The issue here is not a hypothetical “what if”. The Petaling Jaya City Council or MBPJ has already been slapped with a lawsuit demanding millions of ringgit in compensation for an alleged deal that went sour. Suffice to say then that it would be prudent for ratepayers to know exactly what decisions councillors make on their behalf. After all, the wrong decisions could lead to a debt that affects ratepayers across the board.
But do ratepayers have enough access to the council’s decision-making? And do ratepayers themselves care to find out?
Information on local council decisions is limited. Some councillors even argue that because the public don’t ask for information, it need not be provided.
But the Local Government Act also states that the local council is a body corporate for all ratepayers. Technically, as a body corporate, the MBPJ should be producing annual reports and providing information to the public whether they ask for it or not.
Actually, the council did produce annual reports for ratepayers once upon a time. The last time an annual report was produced, however, was in 1992.
The report had each department list out the problems they were tackling and provided a statement on how these problems would be dealt with. Details like the number of billboards and the expected number of future development projects were stated clearly within the annual report. The report is an important aspect of being transparent that the MBPJ should reinstate.

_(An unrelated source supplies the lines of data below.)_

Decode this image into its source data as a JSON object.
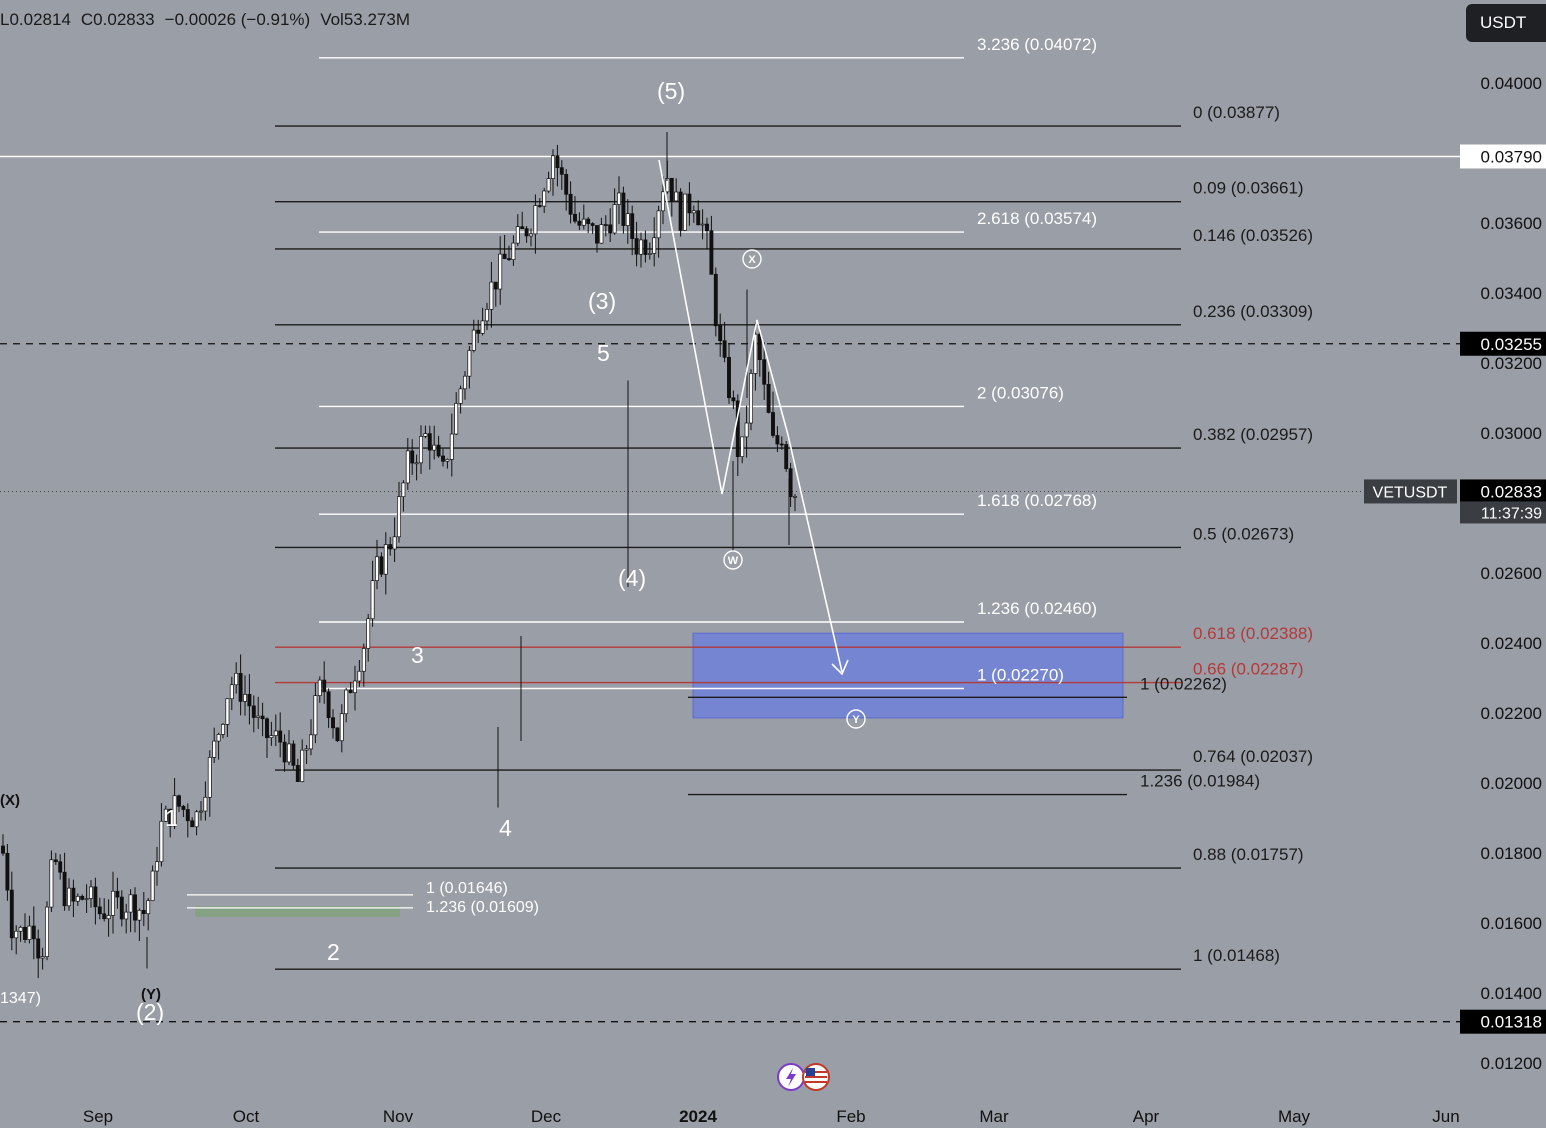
{
  "header": {
    "low": "L0.02814",
    "close": "C0.02833",
    "change": "−0.00026 (−0.91%)",
    "volume": "Vol53.273M"
  },
  "currency_button": "USDT",
  "symbol_label": "VETUSDT",
  "countdown": "11:37:39",
  "colors": {
    "background": "#9a9ea6",
    "fib_black": "#1b1b1b",
    "fib_white": "#ffffff",
    "fib_red": "#b23a3a",
    "zone": "#6f7fd6",
    "zone_fill": "#7080d8",
    "green_zone": "#7ea37a",
    "price_tag_bg": "#000000"
  },
  "chart_data": {
    "type": "line",
    "title": "",
    "xlabel": "",
    "ylabel": "",
    "ylim": [
      0.0112,
      0.0418
    ],
    "x_ticks": [
      "Sep",
      "Oct",
      "Nov",
      "Dec",
      "2024",
      "Feb",
      "Mar",
      "Apr",
      "May",
      "Jun"
    ],
    "y_ticks": [
      "0.04000",
      "0.03600",
      "0.03400",
      "0.03200",
      "0.03000",
      "0.02600",
      "0.02400",
      "0.02200",
      "0.02000",
      "0.01800",
      "0.01600",
      "0.01400",
      "0.01200"
    ],
    "y_tick_values": [
      0.04,
      0.036,
      0.034,
      0.032,
      0.03,
      0.026,
      0.024,
      0.022,
      0.02,
      0.018,
      0.016,
      0.014,
      0.012
    ],
    "price_tags": [
      {
        "label": "0.03790",
        "value": 0.0379,
        "style": "white"
      },
      {
        "label": "0.03255",
        "value": 0.03255,
        "style": "dark"
      },
      {
        "label": "0.02833",
        "value": 0.02833,
        "style": "dark-current"
      },
      {
        "label": "0.01318",
        "value": 0.01318,
        "style": "dark"
      }
    ],
    "horizontal_lines": [
      {
        "value": 0.0379,
        "style": "solid-white"
      },
      {
        "value": 0.03255,
        "style": "dashed-black"
      },
      {
        "value": 0.02833,
        "style": "dotted-dark"
      },
      {
        "value": 0.01318,
        "style": "dashed-black"
      }
    ],
    "fib_retracement": {
      "color": "black",
      "levels": [
        {
          "label": "0 (0.03877)",
          "value": 0.03877
        },
        {
          "label": "0.09 (0.03661)",
          "value": 0.03661
        },
        {
          "label": "0.146 (0.03526)",
          "value": 0.03526
        },
        {
          "label": "0.236 (0.03309)",
          "value": 0.03309
        },
        {
          "label": "0.382 (0.02957)",
          "value": 0.02957
        },
        {
          "label": "0.5 (0.02673)",
          "value": 0.02673
        },
        {
          "label": "0.618 (0.02388)",
          "value": 0.02388,
          "color": "red"
        },
        {
          "label": "0.66 (0.02287)",
          "value": 0.02287,
          "color": "red"
        },
        {
          "label": "0.764 (0.02037)",
          "value": 0.02037
        },
        {
          "label": "0.88 (0.01757)",
          "value": 0.01757
        },
        {
          "label": "1 (0.01468)",
          "value": 0.01468
        }
      ]
    },
    "fib_extension_white": {
      "levels": [
        {
          "label": "3.236 (0.04072)",
          "value": 0.04072
        },
        {
          "label": "2.618 (0.03574)",
          "value": 0.03574
        },
        {
          "label": "2 (0.03076)",
          "value": 0.03076
        },
        {
          "label": "1.618 (0.02768)",
          "value": 0.02768
        },
        {
          "label": "1.236 (0.02460)",
          "value": 0.0246
        },
        {
          "label": "1 (0.02270)",
          "value": 0.0227
        }
      ]
    },
    "fib_extension_short": {
      "levels": [
        {
          "label": "1 (0.02262)",
          "value": 0.02262
        },
        {
          "label": "1.236 (0.01984)",
          "value": 0.01984
        }
      ]
    },
    "fib_small": {
      "levels": [
        {
          "label": "1 (0.01646)",
          "value": 0.01646
        },
        {
          "label": "1.236 (0.01609)",
          "value": 0.01609
        }
      ]
    },
    "wave_labels": [
      "(X)",
      "(Y)",
      "(2)",
      "1",
      "2",
      "3",
      "4",
      "5",
      "(3)",
      "(4)",
      "(5)",
      "W",
      "X",
      "Y"
    ],
    "edge_label": "1347)",
    "target_zone": {
      "top": 0.02428,
      "bottom": 0.02186
    },
    "projection_path": [
      {
        "x": "Dec 28",
        "y": 0.0376
      },
      {
        "x": "Jan 9",
        "y": 0.0279
      },
      {
        "x": "Jan 14",
        "y": 0.0331
      },
      {
        "x": "Jan 23",
        "y": 0.0298
      },
      {
        "x": "Feb 1",
        "y": 0.0231
      }
    ],
    "candles_note": "daily VETUSDT candles from late Aug 2023 to mid Jan 2024; last close 0.02833"
  }
}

There is further impetus to make public all contracts that the local council signs. A recent court ruling insists that the government cannot simply slap “sulit” on documents and contracts that are of public interest. And surely, local councils are all about public interest since the entire reason for their existence is to provide public services.
Bur regardless of how much some of us in government may demand for some things to be done, they are meaningless if the public does not also push for the same things.

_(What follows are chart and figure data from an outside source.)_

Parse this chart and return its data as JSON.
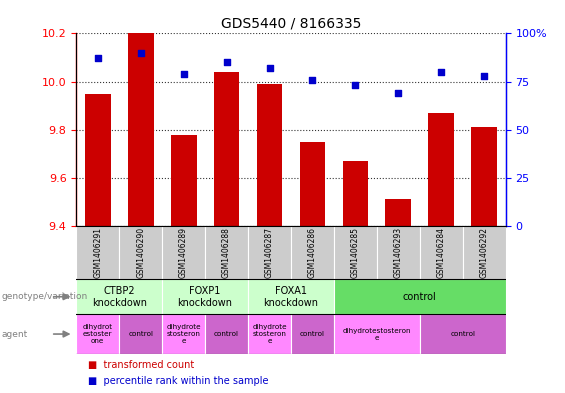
{
  "title": "GDS5440 / 8166335",
  "samples": [
    "GSM1406291",
    "GSM1406290",
    "GSM1406289",
    "GSM1406288",
    "GSM1406287",
    "GSM1406286",
    "GSM1406285",
    "GSM1406293",
    "GSM1406284",
    "GSM1406292"
  ],
  "transformed_count": [
    9.95,
    10.2,
    9.78,
    10.04,
    9.99,
    9.75,
    9.67,
    9.51,
    9.87,
    9.81
  ],
  "percentile_rank": [
    87,
    90,
    79,
    85,
    82,
    76,
    73,
    69,
    80,
    78
  ],
  "ylim": [
    9.4,
    10.2
  ],
  "yticks": [
    9.4,
    9.6,
    9.8,
    10.0,
    10.2
  ],
  "right_ylim": [
    0,
    100
  ],
  "right_yticks": [
    0,
    25,
    50,
    75,
    100
  ],
  "right_yticklabels": [
    "0",
    "25",
    "50",
    "75",
    "100%"
  ],
  "bar_color": "#cc0000",
  "scatter_color": "#0000cc",
  "cell_color": "#cccccc",
  "genotype_groups": [
    {
      "label": "CTBP2\nknockdown",
      "start": 0,
      "end": 2,
      "color": "#ccffcc"
    },
    {
      "label": "FOXP1\nknockdown",
      "start": 2,
      "end": 4,
      "color": "#ccffcc"
    },
    {
      "label": "FOXA1\nknockdown",
      "start": 4,
      "end": 6,
      "color": "#ccffcc"
    },
    {
      "label": "control",
      "start": 6,
      "end": 10,
      "color": "#66dd66"
    }
  ],
  "agent_groups": [
    {
      "label": "dihydrot\nestoster\none",
      "start": 0,
      "end": 1,
      "color": "#ff88ff"
    },
    {
      "label": "control",
      "start": 1,
      "end": 2,
      "color": "#cc66cc"
    },
    {
      "label": "dihydrote\nstosteron\ne",
      "start": 2,
      "end": 3,
      "color": "#ff88ff"
    },
    {
      "label": "control",
      "start": 3,
      "end": 4,
      "color": "#cc66cc"
    },
    {
      "label": "dihydrote\nstosteron\ne",
      "start": 4,
      "end": 5,
      "color": "#ff88ff"
    },
    {
      "label": "control",
      "start": 5,
      "end": 6,
      "color": "#cc66cc"
    },
    {
      "label": "dihydrotestosteron\ne",
      "start": 6,
      "end": 8,
      "color": "#ff88ff"
    },
    {
      "label": "control",
      "start": 8,
      "end": 10,
      "color": "#cc66cc"
    }
  ]
}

Take for example my previous column about demanding for the local council’s meeting minutes, which the law actually allows for. To date, no one has bothered to test whether they can gain access to the meeting minutes.

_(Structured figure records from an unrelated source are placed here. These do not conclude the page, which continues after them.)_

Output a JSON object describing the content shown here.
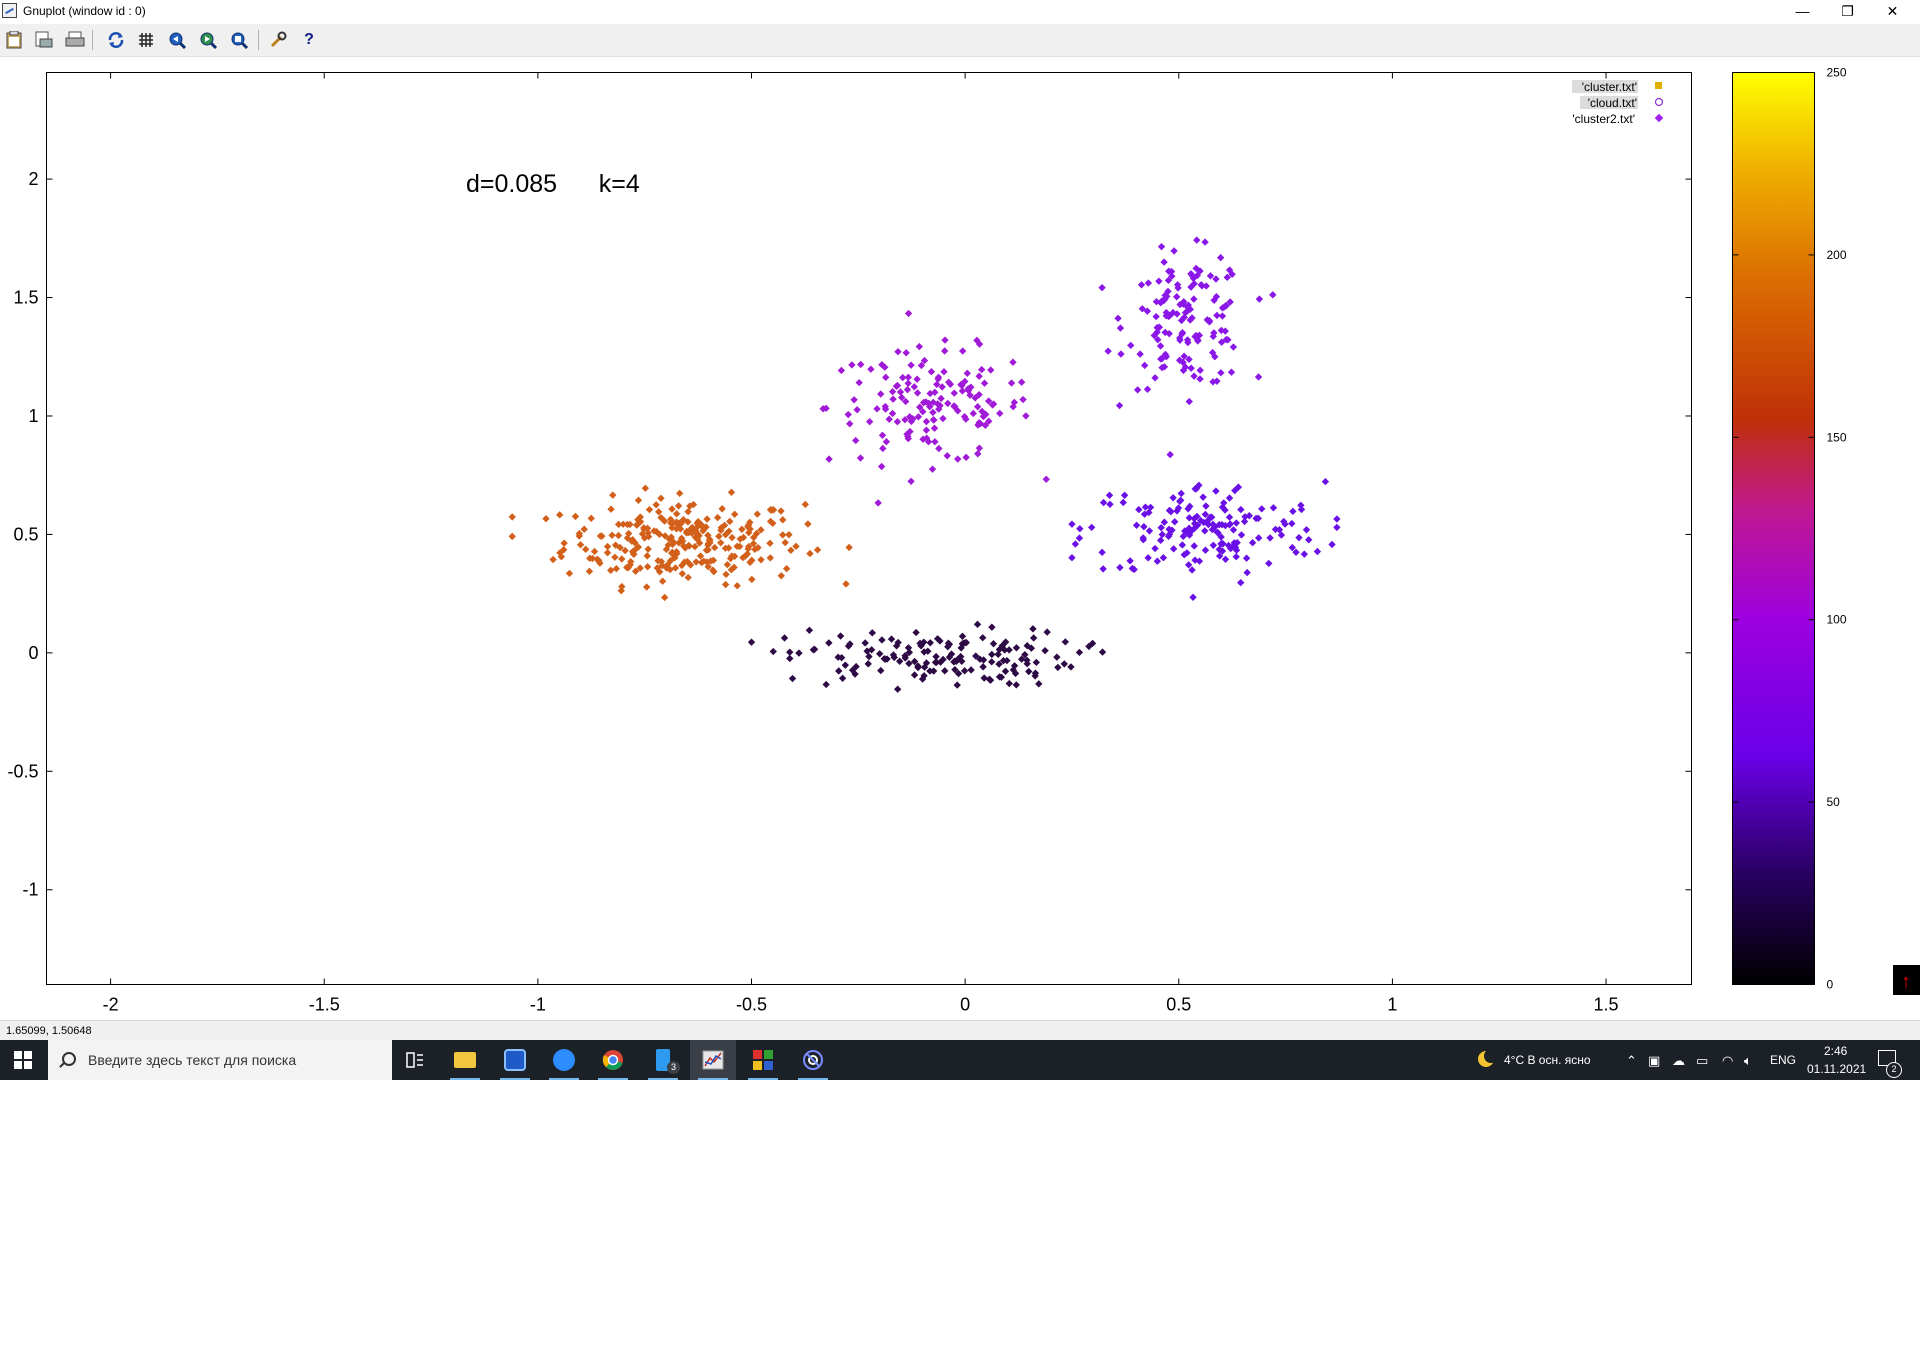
{
  "window": {
    "title": "Gnuplot (window id : 0)",
    "controls": {
      "minimize": "—",
      "restore": "❐",
      "close": "✕"
    }
  },
  "toolbar": {
    "icons": [
      "clipboard-icon",
      "print-preview-icon",
      "print-icon",
      "replot-icon",
      "grid-icon",
      "zoom-previous-icon",
      "zoom-next-icon",
      "unzoom-icon",
      "options-icon",
      "help-icon"
    ]
  },
  "colors": {
    "cluster_orange": "#d2601a",
    "cluster_purple_light": "#a11ad8",
    "cluster_purple_mid": "#8a16e8",
    "cluster_purple_blue": "#6a0fe6",
    "cluster_dark": "#2d0a45",
    "legend_cluster": "#e0b000",
    "legend_cloud": "#9030d0",
    "legend_cluster2": "#a020f0"
  },
  "chart_data": {
    "type": "scatter",
    "annotation": "d=0.085      k=4",
    "xlim": [
      -2.15,
      1.7
    ],
    "ylim": [
      -1.4,
      2.45
    ],
    "x_ticks": [
      "-2",
      "-1.5",
      "-1",
      "-0.5",
      "0",
      "0.5",
      "1",
      "1.5"
    ],
    "x_tick_values": [
      -2,
      -1.5,
      -1,
      -0.5,
      0,
      0.5,
      1,
      1.5
    ],
    "y_ticks": [
      "-1",
      "-0.5",
      "0",
      "0.5",
      "1",
      "1.5",
      "2"
    ],
    "y_tick_values": [
      -1,
      -0.5,
      0,
      0.5,
      1,
      1.5,
      2
    ],
    "legend": [
      "'cluster.txt'",
      "'cloud.txt'",
      "'cluster2.txt'"
    ],
    "legend_position": "top-right",
    "colorbar": {
      "range": [
        0,
        250
      ],
      "ticks": [
        "0",
        "50",
        "100",
        "150",
        "200",
        "250"
      ],
      "tick_values": [
        0,
        50,
        100,
        150,
        200,
        250
      ],
      "palette": "black-purple-red-orange-yellow"
    },
    "clusters": [
      {
        "color": "#d2601a",
        "center": [
          -0.66,
          0.47
        ],
        "spread": [
          0.14,
          0.09
        ],
        "range_x": [
          -1.06,
          -0.24
        ],
        "count": 260
      },
      {
        "color": "#a11ad8",
        "center": [
          -0.08,
          1.04
        ],
        "spread": [
          0.12,
          0.12
        ],
        "range_x": [
          -0.38,
          0.22
        ],
        "count": 150
      },
      {
        "color": "#8a16e8",
        "center": [
          0.52,
          1.4
        ],
        "spread": [
          0.07,
          0.14
        ],
        "range_x": [
          0.3,
          0.72
        ],
        "count": 140
      },
      {
        "color": "#6a0fe6",
        "center": [
          0.56,
          0.52
        ],
        "spread": [
          0.14,
          0.1
        ],
        "range_x": [
          0.25,
          0.87
        ],
        "count": 160
      },
      {
        "color": "#2d0a45",
        "center": [
          -0.08,
          -0.02
        ],
        "spread": [
          0.17,
          0.06
        ],
        "range_x": [
          -0.5,
          0.33
        ],
        "count": 150
      }
    ]
  },
  "statusbar": {
    "coords": "1.65099,  1.50648"
  },
  "taskbar": {
    "search_placeholder": "Введите здесь текст для поиска",
    "badge_count": "3",
    "weather": "4°C  В осн. ясно",
    "language": "ENG",
    "time": "2:46",
    "date": "01.11.2021",
    "notifications": "2"
  }
}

What exactly are the people waiting for, I wonder?
Ignorance and apathy about the way things work allows those with ill-intent to dictate the way local government is run, even if it is contrary to public interest. For this reason, as a two-term councillor, I have sought to learn as much as I can about the local council and administrative laws such as the Town and Country Planning Act and the Local Government Act.
My findings and observations here in The Nut Graph may not be sensational. But local council issues and these administrative laws affect our daily lives and the public on a much wider scale than any political scandal. These issues may be mundane compared to the politics of the land, but they clearly deserve as much attention from politicians and the public if our society is to be governed well.
As the Selangor government has yet to formalise the appointment of councillors for the next one-year term, KW Mak is just another Petaling Jaya ratepayer at the moment. He still does not know how exactly councillors are vetted and chosen.